Add a sexy girl (Fairuza Balk), a Nick-At-Night co-star (Henry Winkler, leaving the Fonz behind to play a timid coach), loads of cameos by celebrities playing themselves (Lee Corso, Bill Cowher, Dan Fouts, Chris Fowler, Jimmy Johnson, Brent Musburger, Dan Patrick, Lynn Swann and Lawrence Taylor), the requisite surprise appearance from a "Saturday Night Live" alumnus (Rob Schneider), a feel-good plot, plus well-staged slapstick out the wahzoo, and you've got yourself a surefire moneymaker. The only thing missing is even the vaguest hint of an original idea.

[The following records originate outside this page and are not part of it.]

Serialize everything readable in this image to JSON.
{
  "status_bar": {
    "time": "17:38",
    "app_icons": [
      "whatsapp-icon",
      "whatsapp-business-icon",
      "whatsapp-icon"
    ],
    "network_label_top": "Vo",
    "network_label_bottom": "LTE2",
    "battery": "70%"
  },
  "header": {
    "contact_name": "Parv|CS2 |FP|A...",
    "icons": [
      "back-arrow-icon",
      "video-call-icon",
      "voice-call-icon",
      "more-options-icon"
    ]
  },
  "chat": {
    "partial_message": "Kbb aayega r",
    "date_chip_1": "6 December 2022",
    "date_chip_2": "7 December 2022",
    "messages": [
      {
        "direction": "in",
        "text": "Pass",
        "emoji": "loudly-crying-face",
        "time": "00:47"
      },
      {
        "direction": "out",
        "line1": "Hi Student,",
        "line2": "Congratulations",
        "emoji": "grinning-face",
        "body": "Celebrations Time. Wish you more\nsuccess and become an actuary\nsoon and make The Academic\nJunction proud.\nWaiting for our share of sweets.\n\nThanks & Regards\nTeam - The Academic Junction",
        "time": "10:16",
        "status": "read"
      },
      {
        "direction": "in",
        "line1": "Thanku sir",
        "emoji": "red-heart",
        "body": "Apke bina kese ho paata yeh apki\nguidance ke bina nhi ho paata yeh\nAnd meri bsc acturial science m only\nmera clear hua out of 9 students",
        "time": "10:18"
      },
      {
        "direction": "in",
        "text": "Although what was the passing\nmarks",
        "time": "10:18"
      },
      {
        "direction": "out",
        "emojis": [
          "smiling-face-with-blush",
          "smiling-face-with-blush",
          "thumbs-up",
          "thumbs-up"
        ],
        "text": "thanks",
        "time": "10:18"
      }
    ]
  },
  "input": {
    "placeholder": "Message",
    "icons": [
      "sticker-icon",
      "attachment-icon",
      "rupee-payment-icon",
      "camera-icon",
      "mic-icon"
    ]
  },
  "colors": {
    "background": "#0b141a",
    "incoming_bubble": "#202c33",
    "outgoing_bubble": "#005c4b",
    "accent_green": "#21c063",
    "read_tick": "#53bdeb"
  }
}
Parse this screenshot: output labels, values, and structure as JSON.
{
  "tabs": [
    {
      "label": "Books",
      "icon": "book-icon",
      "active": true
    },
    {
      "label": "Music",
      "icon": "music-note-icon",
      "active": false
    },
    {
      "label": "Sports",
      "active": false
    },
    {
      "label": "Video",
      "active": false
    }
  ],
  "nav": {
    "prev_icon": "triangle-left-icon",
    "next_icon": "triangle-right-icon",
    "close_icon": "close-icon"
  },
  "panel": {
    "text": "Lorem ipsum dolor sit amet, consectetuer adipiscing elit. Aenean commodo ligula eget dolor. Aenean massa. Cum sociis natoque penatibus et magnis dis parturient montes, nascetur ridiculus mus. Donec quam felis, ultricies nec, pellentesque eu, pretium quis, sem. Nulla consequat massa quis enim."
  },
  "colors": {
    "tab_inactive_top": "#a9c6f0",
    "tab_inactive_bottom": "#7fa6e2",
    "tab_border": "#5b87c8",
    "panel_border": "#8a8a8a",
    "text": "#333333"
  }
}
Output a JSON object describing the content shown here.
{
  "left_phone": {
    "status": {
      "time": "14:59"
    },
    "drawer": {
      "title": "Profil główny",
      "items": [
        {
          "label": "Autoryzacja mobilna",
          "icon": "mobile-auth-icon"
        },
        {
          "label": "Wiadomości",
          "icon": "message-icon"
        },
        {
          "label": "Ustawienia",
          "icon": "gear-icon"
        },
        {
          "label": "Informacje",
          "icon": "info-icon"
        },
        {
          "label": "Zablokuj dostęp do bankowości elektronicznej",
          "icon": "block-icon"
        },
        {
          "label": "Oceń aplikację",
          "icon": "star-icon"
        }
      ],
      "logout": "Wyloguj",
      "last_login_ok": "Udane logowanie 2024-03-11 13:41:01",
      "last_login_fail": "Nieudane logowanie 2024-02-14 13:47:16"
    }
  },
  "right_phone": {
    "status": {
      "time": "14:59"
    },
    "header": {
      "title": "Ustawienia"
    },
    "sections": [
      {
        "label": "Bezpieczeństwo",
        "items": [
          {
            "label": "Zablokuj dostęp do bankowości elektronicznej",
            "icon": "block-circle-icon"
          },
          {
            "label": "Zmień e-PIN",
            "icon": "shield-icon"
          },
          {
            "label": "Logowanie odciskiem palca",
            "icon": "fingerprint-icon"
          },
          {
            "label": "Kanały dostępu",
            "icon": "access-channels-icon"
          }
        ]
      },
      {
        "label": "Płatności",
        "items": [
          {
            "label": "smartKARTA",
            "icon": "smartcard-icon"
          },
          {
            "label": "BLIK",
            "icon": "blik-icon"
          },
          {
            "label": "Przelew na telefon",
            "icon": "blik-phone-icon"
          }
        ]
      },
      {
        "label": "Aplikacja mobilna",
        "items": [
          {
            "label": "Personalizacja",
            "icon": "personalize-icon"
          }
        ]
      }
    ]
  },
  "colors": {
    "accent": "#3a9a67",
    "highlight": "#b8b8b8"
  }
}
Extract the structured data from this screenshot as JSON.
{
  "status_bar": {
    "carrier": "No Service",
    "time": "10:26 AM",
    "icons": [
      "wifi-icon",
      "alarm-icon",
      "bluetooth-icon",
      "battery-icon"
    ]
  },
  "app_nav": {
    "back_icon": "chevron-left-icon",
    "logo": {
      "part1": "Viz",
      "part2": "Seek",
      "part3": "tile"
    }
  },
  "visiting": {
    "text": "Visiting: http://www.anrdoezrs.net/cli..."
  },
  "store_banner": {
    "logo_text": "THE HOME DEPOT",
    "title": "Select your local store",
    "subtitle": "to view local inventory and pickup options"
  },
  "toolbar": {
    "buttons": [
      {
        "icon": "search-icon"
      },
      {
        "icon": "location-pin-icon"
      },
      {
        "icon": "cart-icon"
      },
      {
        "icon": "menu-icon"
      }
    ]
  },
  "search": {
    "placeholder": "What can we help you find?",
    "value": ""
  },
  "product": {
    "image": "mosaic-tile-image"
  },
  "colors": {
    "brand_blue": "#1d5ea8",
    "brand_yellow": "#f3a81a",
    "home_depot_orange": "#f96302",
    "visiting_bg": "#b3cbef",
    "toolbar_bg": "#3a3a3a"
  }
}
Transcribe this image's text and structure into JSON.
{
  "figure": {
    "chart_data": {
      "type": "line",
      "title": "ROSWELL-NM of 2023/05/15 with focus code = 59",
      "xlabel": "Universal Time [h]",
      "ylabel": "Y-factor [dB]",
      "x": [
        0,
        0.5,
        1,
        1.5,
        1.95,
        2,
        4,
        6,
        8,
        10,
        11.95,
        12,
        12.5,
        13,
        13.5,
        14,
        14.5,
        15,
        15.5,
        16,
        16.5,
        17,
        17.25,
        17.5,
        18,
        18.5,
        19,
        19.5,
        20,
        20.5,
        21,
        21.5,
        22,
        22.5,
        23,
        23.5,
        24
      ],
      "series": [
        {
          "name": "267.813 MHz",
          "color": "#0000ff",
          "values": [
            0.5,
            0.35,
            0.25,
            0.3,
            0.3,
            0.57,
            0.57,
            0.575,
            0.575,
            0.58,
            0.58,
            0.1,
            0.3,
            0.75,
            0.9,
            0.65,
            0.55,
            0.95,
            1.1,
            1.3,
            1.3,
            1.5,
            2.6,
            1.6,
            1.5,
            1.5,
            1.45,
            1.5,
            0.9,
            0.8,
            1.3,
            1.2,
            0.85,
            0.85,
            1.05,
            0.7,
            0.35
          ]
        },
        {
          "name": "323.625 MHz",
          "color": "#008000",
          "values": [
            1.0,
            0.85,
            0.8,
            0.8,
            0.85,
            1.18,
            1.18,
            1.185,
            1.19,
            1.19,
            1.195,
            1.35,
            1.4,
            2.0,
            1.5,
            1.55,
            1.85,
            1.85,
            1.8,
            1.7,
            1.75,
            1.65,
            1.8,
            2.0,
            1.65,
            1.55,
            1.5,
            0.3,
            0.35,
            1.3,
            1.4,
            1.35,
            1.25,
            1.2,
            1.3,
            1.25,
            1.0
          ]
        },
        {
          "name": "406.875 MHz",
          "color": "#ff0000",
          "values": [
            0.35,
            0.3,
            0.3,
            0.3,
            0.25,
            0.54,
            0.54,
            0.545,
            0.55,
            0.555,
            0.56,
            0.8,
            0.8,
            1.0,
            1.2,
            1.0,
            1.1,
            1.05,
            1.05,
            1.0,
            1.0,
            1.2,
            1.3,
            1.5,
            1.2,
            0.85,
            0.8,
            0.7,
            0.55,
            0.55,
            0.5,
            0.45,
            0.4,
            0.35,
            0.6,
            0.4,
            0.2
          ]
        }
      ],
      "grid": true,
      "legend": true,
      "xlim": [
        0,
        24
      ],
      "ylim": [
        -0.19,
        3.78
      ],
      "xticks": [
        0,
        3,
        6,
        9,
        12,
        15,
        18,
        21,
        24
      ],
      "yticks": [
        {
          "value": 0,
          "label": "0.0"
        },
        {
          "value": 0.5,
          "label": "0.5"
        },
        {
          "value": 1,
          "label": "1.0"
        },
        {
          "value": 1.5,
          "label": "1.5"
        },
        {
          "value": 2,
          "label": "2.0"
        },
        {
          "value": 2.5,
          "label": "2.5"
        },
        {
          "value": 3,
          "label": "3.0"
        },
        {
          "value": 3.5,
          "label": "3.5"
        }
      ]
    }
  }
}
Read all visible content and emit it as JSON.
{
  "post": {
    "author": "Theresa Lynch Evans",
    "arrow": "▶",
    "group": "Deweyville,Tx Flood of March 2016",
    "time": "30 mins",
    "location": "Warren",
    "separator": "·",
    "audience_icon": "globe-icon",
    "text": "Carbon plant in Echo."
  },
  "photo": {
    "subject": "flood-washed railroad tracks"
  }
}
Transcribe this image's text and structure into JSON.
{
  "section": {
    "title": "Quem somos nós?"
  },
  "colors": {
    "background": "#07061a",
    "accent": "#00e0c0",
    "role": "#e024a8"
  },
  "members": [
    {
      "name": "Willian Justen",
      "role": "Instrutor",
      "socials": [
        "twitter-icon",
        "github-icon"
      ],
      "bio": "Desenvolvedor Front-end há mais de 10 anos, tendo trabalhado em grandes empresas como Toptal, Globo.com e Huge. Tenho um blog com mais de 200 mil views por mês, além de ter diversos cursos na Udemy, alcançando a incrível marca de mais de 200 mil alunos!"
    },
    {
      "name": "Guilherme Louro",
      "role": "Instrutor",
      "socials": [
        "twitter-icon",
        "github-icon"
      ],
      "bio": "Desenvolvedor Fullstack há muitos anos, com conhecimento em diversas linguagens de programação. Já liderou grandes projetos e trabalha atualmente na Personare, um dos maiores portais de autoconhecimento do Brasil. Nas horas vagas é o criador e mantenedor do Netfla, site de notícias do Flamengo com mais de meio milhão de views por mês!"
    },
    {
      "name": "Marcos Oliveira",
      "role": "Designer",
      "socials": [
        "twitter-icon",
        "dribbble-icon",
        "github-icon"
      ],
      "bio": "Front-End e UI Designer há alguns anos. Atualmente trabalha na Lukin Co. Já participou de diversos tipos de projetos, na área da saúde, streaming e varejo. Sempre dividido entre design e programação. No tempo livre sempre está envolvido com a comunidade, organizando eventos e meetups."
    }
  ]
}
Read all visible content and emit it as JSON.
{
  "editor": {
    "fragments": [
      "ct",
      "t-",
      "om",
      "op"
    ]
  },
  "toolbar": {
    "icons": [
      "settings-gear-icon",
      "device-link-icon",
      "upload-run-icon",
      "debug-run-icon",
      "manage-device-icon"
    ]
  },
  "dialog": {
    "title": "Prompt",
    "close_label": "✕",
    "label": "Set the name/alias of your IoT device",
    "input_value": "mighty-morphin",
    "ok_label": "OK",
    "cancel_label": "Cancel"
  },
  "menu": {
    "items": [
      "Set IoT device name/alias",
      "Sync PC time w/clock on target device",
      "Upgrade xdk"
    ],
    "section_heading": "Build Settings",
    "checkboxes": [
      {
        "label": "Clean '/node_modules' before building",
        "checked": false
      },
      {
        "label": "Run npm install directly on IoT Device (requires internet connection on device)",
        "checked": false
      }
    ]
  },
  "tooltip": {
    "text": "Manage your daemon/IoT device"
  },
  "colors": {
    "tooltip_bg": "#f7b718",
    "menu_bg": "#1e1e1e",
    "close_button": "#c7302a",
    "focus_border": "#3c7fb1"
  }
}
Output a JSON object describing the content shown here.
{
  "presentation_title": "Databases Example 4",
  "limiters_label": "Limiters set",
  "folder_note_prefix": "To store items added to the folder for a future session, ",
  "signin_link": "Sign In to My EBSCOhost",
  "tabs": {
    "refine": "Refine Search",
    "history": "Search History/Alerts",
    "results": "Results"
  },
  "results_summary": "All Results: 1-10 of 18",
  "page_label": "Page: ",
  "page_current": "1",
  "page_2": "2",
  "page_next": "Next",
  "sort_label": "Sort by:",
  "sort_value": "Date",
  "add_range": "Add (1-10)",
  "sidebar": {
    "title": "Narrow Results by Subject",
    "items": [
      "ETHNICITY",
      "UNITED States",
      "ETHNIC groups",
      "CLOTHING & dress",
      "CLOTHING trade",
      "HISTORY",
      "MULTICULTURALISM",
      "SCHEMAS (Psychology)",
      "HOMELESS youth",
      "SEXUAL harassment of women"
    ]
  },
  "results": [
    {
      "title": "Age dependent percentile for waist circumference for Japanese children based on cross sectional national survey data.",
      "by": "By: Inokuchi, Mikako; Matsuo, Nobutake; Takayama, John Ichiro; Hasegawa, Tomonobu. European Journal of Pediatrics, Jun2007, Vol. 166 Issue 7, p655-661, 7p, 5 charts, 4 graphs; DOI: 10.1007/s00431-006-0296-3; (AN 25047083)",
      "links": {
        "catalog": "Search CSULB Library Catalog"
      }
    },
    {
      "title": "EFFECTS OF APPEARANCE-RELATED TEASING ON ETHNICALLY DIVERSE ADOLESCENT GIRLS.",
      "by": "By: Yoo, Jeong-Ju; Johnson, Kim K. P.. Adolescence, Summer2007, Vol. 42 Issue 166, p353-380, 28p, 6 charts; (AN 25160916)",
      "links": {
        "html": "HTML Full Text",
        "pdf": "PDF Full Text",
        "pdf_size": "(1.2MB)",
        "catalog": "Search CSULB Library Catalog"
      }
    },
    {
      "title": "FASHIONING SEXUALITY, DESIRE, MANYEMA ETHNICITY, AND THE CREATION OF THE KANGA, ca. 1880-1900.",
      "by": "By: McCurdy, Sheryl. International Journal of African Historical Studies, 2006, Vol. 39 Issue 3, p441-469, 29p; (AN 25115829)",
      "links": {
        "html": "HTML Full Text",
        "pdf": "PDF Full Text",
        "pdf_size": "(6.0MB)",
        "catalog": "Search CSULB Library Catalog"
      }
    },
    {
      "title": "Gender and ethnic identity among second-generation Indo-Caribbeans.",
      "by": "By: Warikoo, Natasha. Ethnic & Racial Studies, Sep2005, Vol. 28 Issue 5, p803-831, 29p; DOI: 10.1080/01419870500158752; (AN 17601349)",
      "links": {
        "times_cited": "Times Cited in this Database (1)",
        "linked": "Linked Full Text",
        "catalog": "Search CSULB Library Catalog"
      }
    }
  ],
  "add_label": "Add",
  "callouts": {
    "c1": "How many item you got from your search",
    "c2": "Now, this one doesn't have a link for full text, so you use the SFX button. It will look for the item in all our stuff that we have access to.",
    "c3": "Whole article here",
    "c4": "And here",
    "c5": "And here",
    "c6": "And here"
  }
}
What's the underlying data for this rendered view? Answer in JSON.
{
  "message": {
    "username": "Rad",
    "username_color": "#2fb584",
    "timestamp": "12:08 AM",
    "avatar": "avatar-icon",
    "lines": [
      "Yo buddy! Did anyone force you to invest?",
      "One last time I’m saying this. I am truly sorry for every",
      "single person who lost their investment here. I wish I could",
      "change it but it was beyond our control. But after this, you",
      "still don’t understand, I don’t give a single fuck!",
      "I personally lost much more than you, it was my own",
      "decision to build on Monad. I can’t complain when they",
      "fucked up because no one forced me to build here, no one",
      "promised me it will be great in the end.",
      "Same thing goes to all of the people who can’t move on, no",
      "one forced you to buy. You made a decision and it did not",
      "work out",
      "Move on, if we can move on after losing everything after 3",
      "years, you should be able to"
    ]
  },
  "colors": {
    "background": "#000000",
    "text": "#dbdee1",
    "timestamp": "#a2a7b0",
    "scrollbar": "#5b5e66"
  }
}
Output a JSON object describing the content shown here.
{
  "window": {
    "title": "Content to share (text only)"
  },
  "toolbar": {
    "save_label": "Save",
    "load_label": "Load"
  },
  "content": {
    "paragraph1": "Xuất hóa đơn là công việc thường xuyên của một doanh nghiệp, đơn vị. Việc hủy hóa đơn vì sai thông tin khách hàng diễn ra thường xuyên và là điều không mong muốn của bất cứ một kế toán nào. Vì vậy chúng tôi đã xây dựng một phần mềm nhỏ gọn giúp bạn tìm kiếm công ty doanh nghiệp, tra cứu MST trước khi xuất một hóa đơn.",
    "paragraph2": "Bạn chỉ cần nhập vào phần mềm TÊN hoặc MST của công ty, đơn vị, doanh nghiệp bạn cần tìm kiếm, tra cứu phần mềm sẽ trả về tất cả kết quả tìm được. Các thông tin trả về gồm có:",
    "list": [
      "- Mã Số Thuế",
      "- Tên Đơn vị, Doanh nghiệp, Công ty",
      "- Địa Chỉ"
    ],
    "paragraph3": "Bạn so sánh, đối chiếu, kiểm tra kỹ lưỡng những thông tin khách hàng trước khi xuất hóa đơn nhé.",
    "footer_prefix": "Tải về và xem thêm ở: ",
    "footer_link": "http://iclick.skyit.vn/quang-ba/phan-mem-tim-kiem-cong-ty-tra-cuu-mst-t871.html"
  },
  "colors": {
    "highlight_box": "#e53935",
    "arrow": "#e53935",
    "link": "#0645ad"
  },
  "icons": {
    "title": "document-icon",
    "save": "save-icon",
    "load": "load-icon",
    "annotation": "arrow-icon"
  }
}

The explanation for Sandler's artistic rut may lie with his creative team. One of the film's producers is Jack Giarraputo, a college buddy of Sandler's. "Waterboy" director Frank Coraci was another college pal, and Sandler co-wrote the story with former college roomie Tim Herlihy. Sandler states that the group, also responsible for three of his other films, creates a comfortable environment, explaining "I like working with people I've seen in just a towel."

That's a good line, and "The Waterboy" has quite a few genuinely funny moments. The slapstick works more often than not, there are some great sight gags, and a number of strong one-liners (one crack-related joke works on two levels, due to the recent headline-making substance abuse problems of the man who delivers the line). But despite the laughs, this is a tired production. There is nothing wrong with low-brow humor, but Sandler and his frat-house friends have done the infant-in-an-adult-body shtick to death. To paraphrase Danny Glover (from all four "Lethal Weapon" movies), aren't they getting too old for this shit?

A film like this wouldn't be quite as frustrating were it not for Sandler's breakthrough performance in "The Wedding Singer." In that hit comedy, Sandler proved he could charm a wide audience, hold his own as a romantic lead and even play an actual adult, all without sacrificing his trademark style. After enjoying his winning turn in "The Wedding Singer," it's hard to watch him climb back into the playpen.

The cast of "The Waterboy" is varied, to say the least. Kathy Bates has a whale of a good time playing Bobby's Louisiana swamp mama and her performance, cartoonish as it may be, is one you won't soon forget. As a dangerous young woman smitten with Bobby, Fairuza Balk is terrific, projecting confidence, charisma and an edgy trailer-park sexuality. Henry Winkler has a certain odd charm as Bobby's whipped-puppy mentor, while Jerry Reed haplessly blusters as the chief villain of the movie.

As is his norm, Sandler peppers the story with some really strange minor players. Clint Howard, Opie's little brother, leaves a greasy impression as a fanatical redneck football fan, and Rob Schneider somehow manages to be filthy and smarmy simultaneously as a hillbilly booster. Other eccentrics include Robert Kokol as a Kentucky-Fried windbag professor and Blake Clark as assistant coach Farmer Fran, whose incomprehensible Cajun mutterings is a running gag that might have been funny, had we not seen the same joke 24 years ago in "Blazing Saddles."

But, of course, that brings us back to "The Waterboy's" central problem. We've seen this all before, at least twice by Sandler and his pals, and countless times by other "Saturday Night Live" graduates. Speaking of graduating, perhaps it's time for Adam Sandler to graduate; from the comforting sameness of his college roomie production team and from reworking the same movie over and over. Hopefully Sandler will look at "The Wedding Singer" as one small step, and his next movie as one giant leap to a new level of more sophisticated comedic filmmaking.